A este capullo se le da bien hacer que uno se sienta un hijo de puta mezquino y superficial.
«Ésa no es la cuestión», digo, pero sin convicción.
«Ya. ¡La cuestión es que aquí estoy yo sufriendo de verdad, y mi presunto colega arrastra los pies deliberadamente, disfrutando de cada segundo!» Sus ojos parecen dos balones y tienen aspecto hostil, pero al mismo tiempo suplicante, punzantes testigos de mi supuesta traición. Si alguna vez vivo lo bastante como para tener un crío, espero que nunca me mire como lo hace Sick Boy. Cuando se pone así, el capullo es irresistible.
«Yo no quería...», protesté.
«¡Entonces ponte la puta chaqueta ya!»
No había taxis en el Pie de Leith Walk. Aquí sólo se reúnen cuando no les necesitan. Estamos en agosto, pero se me están helando las pelotas.
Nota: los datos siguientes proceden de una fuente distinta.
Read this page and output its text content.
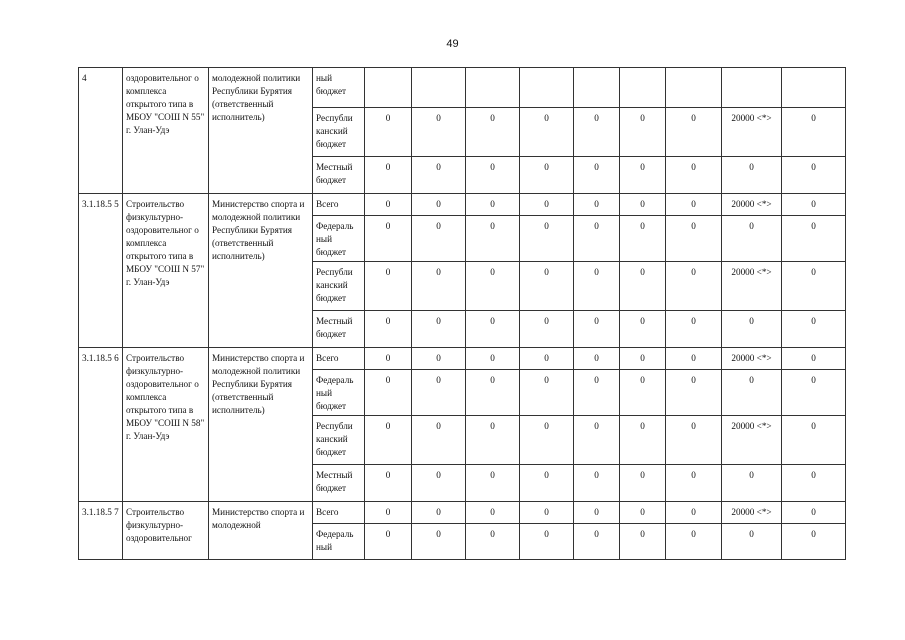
49
4	оздоровительног о комплекса открытого типа в МБОУ "СОШ N 55" г. Улан-Удэ	молодежной политики Республики Бурятия (ответственный исполнитель)	ный бюджет									
			Республи канский бюджет	0	0	0	0	0	0	0	20000 <*>	0
			Местный бюджет	0	0	0	0	0	0	0	0	0
3.1.18.5 5	Строительство физкультурно-оздоровительног о комплекса открытого типа в МБОУ "СОШ N 57" г. Улан-Удэ	Министерство спорта и молодежной политики Республики Бурятия (ответственный исполнитель)	Всего	0	0	0	0	0	0	0	20000 <*>	0
			Федераль ный бюджет	0	0	0	0	0	0	0	0	0
			Республи канский бюджет	0	0	0	0	0	0	0	20000 <*>	0
			Местный бюджет	0	0	0	0	0	0	0	0	0
3.1.18.5 6	Строительство физкультурно-оздоровительног о комплекса открытого типа в МБОУ "СОШ N 58" г. Улан-Удэ	Министерство спорта и молодежной политики Республики Бурятия (ответственный исполнитель)	Всего	0	0	0	0	0	0	0	20000 <*>	0
			Федераль ный бюджет	0	0	0	0	0	0	0	0	0
			Республи канский бюджет	0	0	0	0	0	0	0	20000 <*>	0
			Местный бюджет	0	0	0	0	0	0	0	0	0
3.1.18.5 7	Строительство физкультурно-оздоровительног	Министерство спорта и молодежной	Всего	0	0	0	0	0	0	0	20000 <*>	0
			Федераль ный	0	0	0	0	0	0	0	0	0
Aún no estoy con el mono, pero ya está en camino, de eso no hay duda.
«Se supone que tiene que haber una parada. Se supone que tiene que haber una jodida parada de taxis. En verano nunca se puede conseguir uno. Están a la caza de gordos y ricos capullos festivaleros, demasiado vagos para caminar cien putos metros de un infecto local eclesiástico a otro para ver un puto espectáculo. Taxistas. Cabrones cicateros...» Sick Boy deliraba, murmurando sin aliento, los ojos desorbitados y los tendones del cuello tensos mientras subía Leith Walk.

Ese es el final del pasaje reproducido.